Pretty Brainy, a nonprofit organization focused on empowering girls to study the sciences, put on the marathon at CSU. It was funded by the $10,000 grant Innovate Fort Collins Challenge awarded them.

The marathon itself has been a year in the making.

Last August, Pretty Brainy gathered a group of young women and asked them what they would want to focus given a weekend-long marathon, said Heidi Olinger, Pretty Brainy founder.

The resounding answer: climate action.

“Any way that I can help to make sure that there is still an Earth left for us is all that I need,” said Andee Craig, one of the student leaders on the board at the time and a student at Windsor High School.

Originally, the event was planned for last April, Craig said, but it was moved up to September in order to align better with the Innovate Fort Collins pitches.

The “extremely successful” results of this year’s pilot project have led to plans for a MISSion Innovation 2019, Isenhour said — an important type of event.

Women today are still largely outnumbered in the fields of science, technology, engineering and math.

So, it was important the women-only environment of MISSion Impossible—where the only men were volunteers to run the 3D printer—gave participants a platform where everyone was on equal ground.

“It showed what girls can do other than guys, because guys are usually (thought of as) the engineers, but we gave a new perspective,” said Alysa Jones, a high school innovator. “We’re as smart as guys or even smarter, and we can do as much as work as a guy can.”

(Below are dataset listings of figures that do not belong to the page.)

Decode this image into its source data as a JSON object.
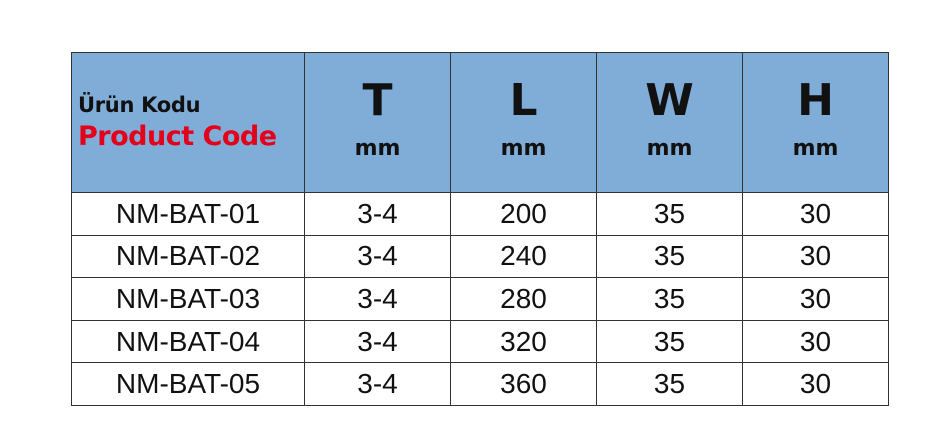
{
  "header": {
    "code_tr": "Ürün Kodu",
    "code_en": "Product Code",
    "columns": [
      {
        "dim": "T",
        "unit": "mm"
      },
      {
        "dim": "L",
        "unit": "mm"
      },
      {
        "dim": "W",
        "unit": "mm"
      },
      {
        "dim": "H",
        "unit": "mm"
      }
    ]
  },
  "rows": [
    [
      "NM-BAT-01",
      "3-4",
      "200",
      "35",
      "30"
    ],
    [
      "NM-BAT-02",
      "3-4",
      "240",
      "35",
      "30"
    ],
    [
      "NM-BAT-03",
      "3-4",
      "280",
      "35",
      "30"
    ],
    [
      "NM-BAT-04",
      "3-4",
      "320",
      "35",
      "30"
    ],
    [
      "NM-BAT-05",
      "3-4",
      "360",
      "35",
      "30"
    ]
  ],
  "colors": {
    "header_bg": "#80add8",
    "accent_red": "#e3001b"
  }
}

students working at all-woman innovation marathon
College and high school students working at the All-Woman Innovation Marathon. The event was held at CSU on September 22nd and 23rd. Participants were assigned a project for their client, the City of Fort Collins, that supported the City’s Climate Action Plan. (Abby Flitton | Collegian)

Many of the innovators said they felt overshadowed or talked over when working with men in their field, especially when they were the only women in a class. Being all-women though, they said the event inspired logical ideas and a collaborative community.

“I don’t think I would have enjoyed (the event) as much if it hadn’t been all girls,” said Cienna Semsak, fourth-year zoology major.

Isenhour said the event really allowed girls to fail with a smile on their face and the confidence to keep going forward.

“The whole thing about it being all chicks is that there’s no ‘mean girls’ allowed,” Isenhour said. “It’s just a very supportive environment and that’s really important for girls at this age.”

And fortunately, the innovators seem to have heard that message quite clearly.

“It’s not about competition; it’s about collaboration,” said Mariah Wang of team ThermaFox after their pitch was selected. “And I definitely think I learned something here this weekend.”